As you might expect, my wife and I enjoyed some nice wines over the holiday period, but one white was a particular surprise (a pleasant one, I should add).  It came from the cool Loire region in northern France and I assumed, for that reason, it would be crisp, fresh and citrusy.  But Château de Fesles’ old vine Chenin Blanc ‘La Chapelle’ from Anjou (Majestic, £11.99) didn’t fit the pattern at all. 

Loire CheninAt 14% alcohol, it’s a big chunky mouthful.  And then there’s the fruit character: not the green apples and citrus of a northern climate but ripe pineapple and mango with a touch of orange at first and all wrapped up in tangy, spicy oak.

So what’s going on?  Part of the answer lies in the words on the label: ‘Vieilles Vignes’ (old vines), in this case mainly over 50 years.  As vines age, their root system expands and so they can pick up more moisture and nutrients from the soil.  At the same time, they tend to produce fewer bunches so all this extra goodness is concentrated into fewer grapes.  The result is more intense flavour which shows through on the finished wine.

But it’s not just that.  Often, grapes struggle to ripen in the cool Loire climate.  At Fesles, they hand-harvest very carefully choosing only the best and ripest grapes.  This may cut down on the amount of wine they make, but it ensures the quality.  They are also moving towards organic methods which the owners believe will further improve the wine.

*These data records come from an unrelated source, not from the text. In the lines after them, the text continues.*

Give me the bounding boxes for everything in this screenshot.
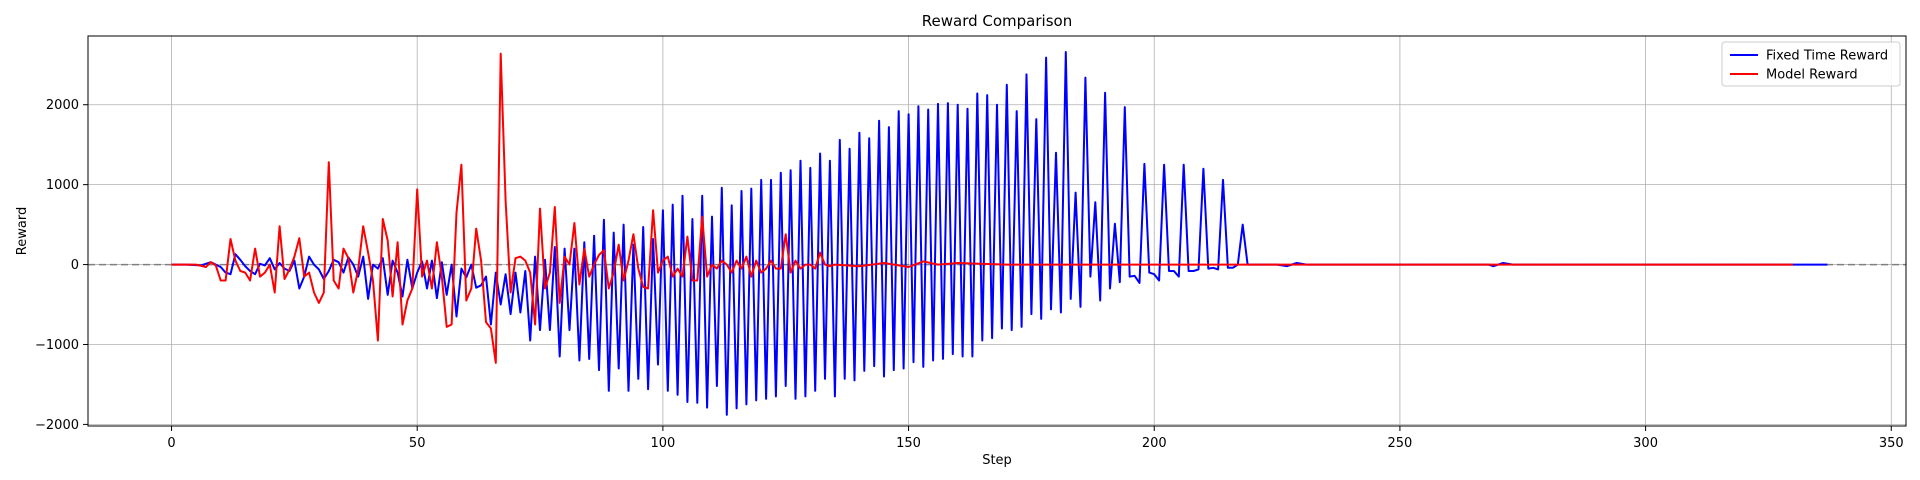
series-layer: [171, 51, 1828, 416]
legend-box: [1721, 41, 1901, 87]
y-tick-label: 1000: [46, 178, 79, 193]
legend: Fixed Time Reward Model Reward: [1721, 41, 1901, 87]
legend-label: Fixed Time Reward: [1766, 49, 1888, 64]
y-tick-label: 0: [71, 258, 79, 273]
grid-layer: [88, 36, 1906, 426]
x-tick-label: 250: [1387, 436, 1412, 451]
x-tick-label: 200: [1142, 436, 1167, 451]
ticks-layer: 0 50 100 150 200 250 300 350 −2000 −1000 0 1000 2000: [35, 98, 1904, 451]
x-tick-label: 300: [1633, 436, 1658, 451]
series-line-0: [171, 51, 1828, 416]
y-tick-label: 2000: [46, 98, 79, 113]
y-tick-label: −2000: [35, 418, 79, 433]
x-tick-label: 100: [650, 436, 675, 451]
x-tick-label: 350: [1879, 436, 1904, 451]
y-tick-label: −1000: [35, 338, 79, 353]
x-axis-label: Step: [982, 453, 1012, 468]
x-tick-label: 50: [409, 436, 426, 451]
plot-frame: [87, 35, 1907, 427]
legend-label: Model Reward: [1766, 68, 1858, 83]
series-line-1: [171, 52, 1793, 364]
x-tick-label: 150: [896, 436, 921, 451]
chart-title: Reward Comparison: [922, 12, 1072, 30]
x-tick-label: 0: [167, 436, 175, 451]
y-axis-label: Reward: [15, 207, 30, 255]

In the winery, fermentation is in oak barrels followed by 6 months on the lees.  Interestingly, Fesles prefer 400 litre barrels to the more common 225 litre and shun new oak arguing that the use of larger barrels and older wood gives a more subtle oak character.

All this comes together to make a very classy full, rich white and a real bargain at the price.  Drink it with flavoursome white meat or poultry dishes and you, too, may be pleasantly surprised.